One of my favorite cities in the world continually provided me with a dilemma: I had just under a week to explore Stockholm, so which of its more than 85 museums should I visit? With more museums per capita than most other cities in the world, Sweden’s capital boasts an impressive array of outstanding art and history collections as well as some offbeat offerings, such as the Swedish Tobacco & Match Museum and the ABBA Museum.
Among them, however, was one that sat firmly at the top of my list. I island-hopped across some of the short and charming bridges that have earned Stockholm the sobriquet “the Venice of the North” to Djurgården, a large island that was once the royal hunting grounds. Today, amid its stretches of meadows and forests, Djurgården boasts an enviable collection of historic buildings, galleries, and yacht harbors as well as the open-air museum. There are several other museums here, too, but I made a beeline to the one I was anticipating the most: the Vasamuseet.

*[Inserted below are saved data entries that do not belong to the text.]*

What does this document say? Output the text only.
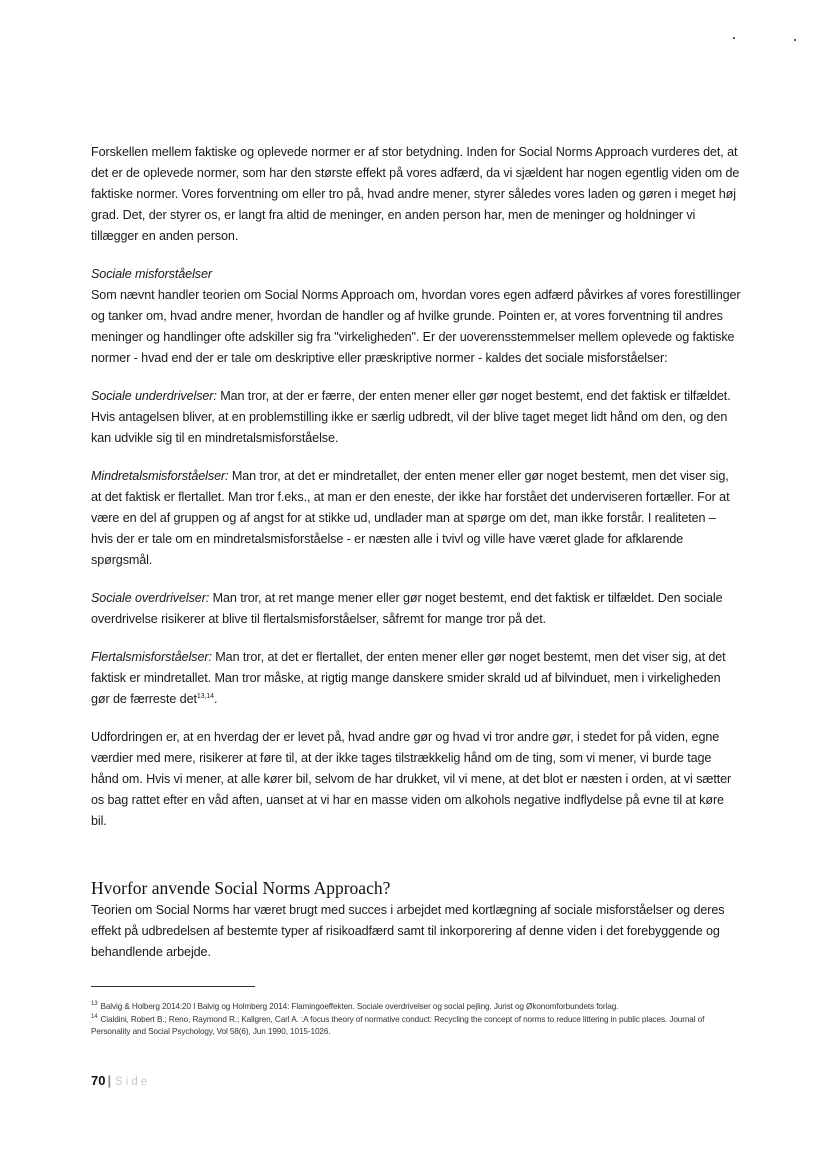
Forskellen mellem faktiske og oplevede normer er af stor betydning. Inden for Social Norms Approach vurderes det, at det er de oplevede normer, som har den største effekt på vores adfærd, da vi sjældent har nogen egentlig viden om de faktiske normer. Vores forventning om eller tro på, hvad andre mener, styrer således vores laden og gøren i meget høj grad. Det, der styrer os, er langt fra altid de meninger, en anden person har, men de meninger og holdninger vi tillægger en anden person.

Sociale misforståelser
Som nævnt handler teorien om Social Norms Approach om, hvordan vores egen adfærd påvirkes af vores forestillinger og tanker om, hvad andre mener, hvordan de handler og af hvilke grunde. Pointen er, at vores forventning til andres meninger og handlinger ofte adskiller sig fra "virkeligheden". Er der uoverensstemmelser mellem oplevede og faktiske normer - hvad end der er tale om deskriptive eller præskriptive normer - kaldes det sociale misforståelser:

Sociale underdrivelser: Man tror, at der er færre, der enten mener eller gør noget bestemt, end det faktisk er tilfældet. Hvis antagelsen bliver, at en problemstilling ikke er særlig udbredt, vil der blive taget meget lidt hånd om den, og den kan udvikle sig til en mindretalsmisforståelse.

Mindretalsmisforståelser: Man tror, at det er mindretallet, der enten mener eller gør noget bestemt, men det viser sig, at det faktisk er flertallet. Man tror f.eks., at man er den eneste, der ikke har forstået det underviseren fortæller. For at være en del af gruppen og af angst for at stikke ud, undlader man at spørge om det, man ikke forstår. I realiteten – hvis der er tale om en mindretalsmisforståelse - er næsten alle i tvivl og ville have været glade for afklarende spørgsmål.

Sociale overdrivelser: Man tror, at ret mange mener eller gør noget bestemt, end det faktisk er tilfældet. Den sociale overdrivelse risikerer at blive til flertalsmisforståelser, såfremt for mange tror på det.

Flertalsmisforståelser: Man tror, at det er flertallet, der enten mener eller gør noget bestemt, men det viser sig, at det faktisk er mindretallet. Man tror måske, at rigtig mange danskere smider skrald ud af bilvinduet, men i virkeligheden gør de færreste $\det^{13,14}$.

Udfordringen er, at en hverdag der er levet på, hvad andre gør og hvad vi tror andre gør, i stedet for på viden, egne værdier med mere, risikerer at føre til, at der ikke tages tilstrækkelig hånd om de ting, som vi mener, vi burde tage hånd om. Hvis vi mener, at alle kører bil, selvom de har drukket, vil vi mene, at det blot er næsten i orden, at vi sætter os bag rattet efter en våd aften, uanset at vi har en masse viden om alkohols negative indflydelse på evne til at køre bil.

Hvorfor anvende Social Norms Approach?

Teorien om Social Norms har været brugt med succes i arbejdet med kortlægning af sociale misforståelser og deres effekt på udbredelsen af bestemte typer af risikoadfærd samt til inkorporering af denne viden i det forebyggende og behandlende arbejde.

$^{13}$ Balvig & Holberg 2014:20 I Balvig og Holmberg 2014: Flamingoeffekten. Sociale overdrivelser og social pejling. Jurist og Økonomforbundets forlag.

$^{14}$ Cialdini, Robert B.; Reno, Raymond R.; Kallgren, Carl A. :A focus theory of normative conduct: Recycling the concept of norms to reduce littering in public places. Journal of Personality and Social Psychology, Vol 58(6), Jun 1990, 1015-1026.

70 | Side
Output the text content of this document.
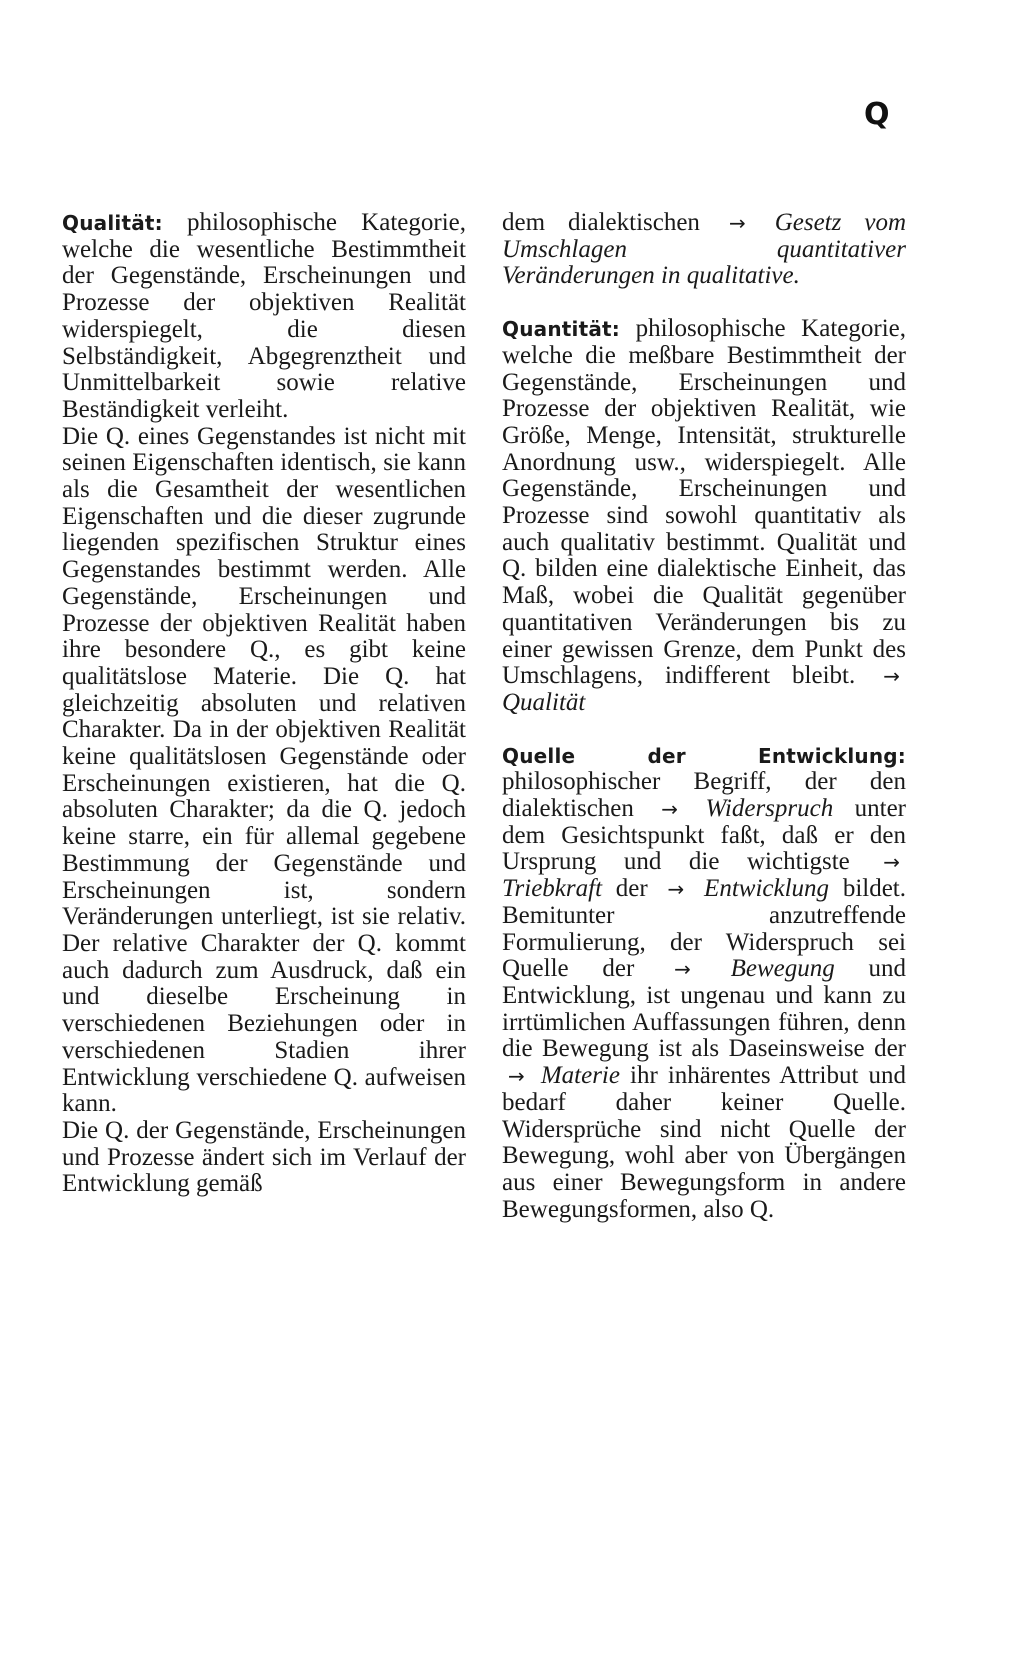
Q

Qualität: philosophische Kategorie, welche die wesentliche Bestimmtheit der Gegenstände, Erscheinungen und Prozesse der objektiven Realität widerspiegelt, die diesen Selbständigkeit, Abgegrenztheit und Unmittelbarkeit sowie relative Beständigkeit verleiht.

Die Q. eines Gegenstandes ist nicht mit seinen Eigenschaften identisch, sie kann als die Gesamtheit der wesentlichen Eigenschaften und die dieser zugrunde liegenden spezifischen Struktur eines Gegenstandes bestimmt werden. Alle Gegenstände, Erscheinungen und Prozesse der objektiven Realität haben ihre besondere Q., es gibt keine qualitätslose Materie. Die Q. hat gleichzeitig absoluten und relativen Charakter. Da in der objektiven Realität keine qualitätslosen Gegenstände oder Erscheinungen existieren, hat die Q. absoluten Charakter; da die Q. jedoch keine starre, ein für allemal gegebene Bestimmung der Gegenstände und Erscheinungen ist, sondern Veränderungen unterliegt, ist sie relativ. Der relative Charakter der Q. kommt auch dadurch zum Ausdruck, daß ein und dieselbe Erscheinung in verschiedenen Beziehungen oder in verschiedenen Stadien ihrer Entwicklung verschiedene Q. aufweisen kann.

Die Q. der Gegenstände, Erscheinungen und Prozesse ändert sich im Verlauf der Entwicklung gemäß

dem dialektischen → Gesetz vom Umschlagen quantitativer Veränderungen in qualitative.

Quantität: philosophische Kategorie, welche die meßbare Bestimmtheit der Gegenstände, Erscheinungen und Prozesse der objektiven Realität, wie Größe, Menge, Intensität, strukturelle Anordnung usw., widerspiegelt. Alle Gegenstände, Erscheinungen und Prozesse sind sowohl quantitativ als auch qualitativ bestimmt. Qualität und Q. bilden eine dialektische Einheit, das Maß, wobei die Qualität gegenüber quantitativen Veränderungen bis zu einer gewissen Grenze, dem Punkt des Umschlagens, indifferent bleibt. → Qualität

Quelle der Entwicklung: philosophischer Begriff, der den dialektischen → Widerspruch unter dem Gesichtspunkt faßt, daß er den Ursprung und die wichtigste → Triebkraft der → Entwicklung bildet. Bemitunter anzutreffende Formulierung, der Widerspruch sei Quelle der → Bewegung und Entwicklung, ist ungenau und kann zu irrtümlichen Auffassungen führen, denn die Bewegung ist als Daseinsweise der → Materie ihr inhärentes Attribut und bedarf daher keiner Quelle. Widersprüche sind nicht Quelle der Bewegung, wohl aber von Übergängen aus einer Bewegungsform in andere Bewegungsformen, also Q.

Sitting along the water directly across from the island of Skeppsholmen, the Vasa Museum is easily identified by its copper roofs and the three masts that represent the true height of the ship that resides inside — the Vasa.
The Vasa was a Swedish warship laden with 64 bronze cannons on two decks that sank on her maiden voyage on August 10, 1628, just as Sweden was emerging as a major European power. Over the course of two years of construction, mistakes had obviously been made on what would be the mightiest ship in the Swedish fleet, and more than 300 men were building it improperly. Too top heavy, it heeled over and promptly sank shortly after setting sail on its mission to engage in a war with Poland, logging a total of less than one mile and drowning about 30 souls.
No one was officially blamed for the catastrophe, which left the Vasa 105 feet below the surface of Stockholm harbor for 333 years. In 1961, the ship — remarkably intact — was raised and floated to a nearby shipyard. Preservation began immediately, and erection of the current museum started in 1987. In 1990 the Vasa took its last (and only its third) trip, into the museum. She remains the world’s only intact 17th-century ship that has ever been salvaged. No wonder the Vasamuseet is the most visited maritime museum in the world.
I entered the building and slowed my pace as my eyes adjusted to the dim lighting. The humidity — kept at a specified level as a key element of the ship’s preservation — seemed higher inside than out, even with the drizzly weather. Then, as I acclimated myself to this new environment, the Vasa appeared. And she’s magnificent.
I was awestruck by the Vasa‘s immensity: She’s 226 feet long and, having been constructed with more than 1,000 oak trees (95 percent of which are still original, despite three centuries under the sea), weighs in at 700 tons. The ship can be viewed from six different levels, and I explored each of them, affording me opportunities to develop a truly comprehensive understanding of its size and power as well as close-ups of its myriad details. More than 700 sculptures and ornaments inspired by then-contemporary times, as well as by the Bible, classical mythology, and history, embellished the Vasa, particularly the ornate stern. King Gustav II Adolf wanted the decorative features to be threatening as well as beautiful, so, mixed in with the lions, emperors, gods, mermaids, angels, and devils that adorned large portions of the ship, there was the occasional splash of bravado, such as the sculpture of a terribly crouched figure representing a Polish nobleman cowering before the might of the Swedish Empire.
Today, these sculptures have been stained a dark brown color due to the length of time underwater. But experts have examined hundreds of microscopic fragments of paint from the sculptures and restored a handful of them to their original brilliance. Judging by this little section alone, it wasn’t hard for me to imagine the original splendor of the ship in its full spectrum as I tried to reconcile how something so exquisite was built solely to damage and destroy.
As I walked around the museum, I drank in all of the information on the ship’s construction, sinking, and recovery, and on the history of the country in the 1600s, providing a solid context for understanding everything else around me. I was particularly intrigued by the archaeological exhibits. When the Vasa was raised, divers made countless trips back to the bed of the harbor and lifted an additional 45,000 “loose finds,” such as personal mementos, pewter utensils, sea chests still packed with provisions and clothing, and the remains of 16 of the people who perished on that day oh so long ago. Many of these displayed items provided an insightful look into what life on board would have been like — hard, crowded, unhygienic, often boring, and always under the threat of war, injury, and death.
Although the Vasa had been a total and embarrassing disaster, its resurrection has been an overwhelming success. Occasionally, out of war comes beauty, and the Swedes have handily turned something ferocious into one of their most unforgettable attractions.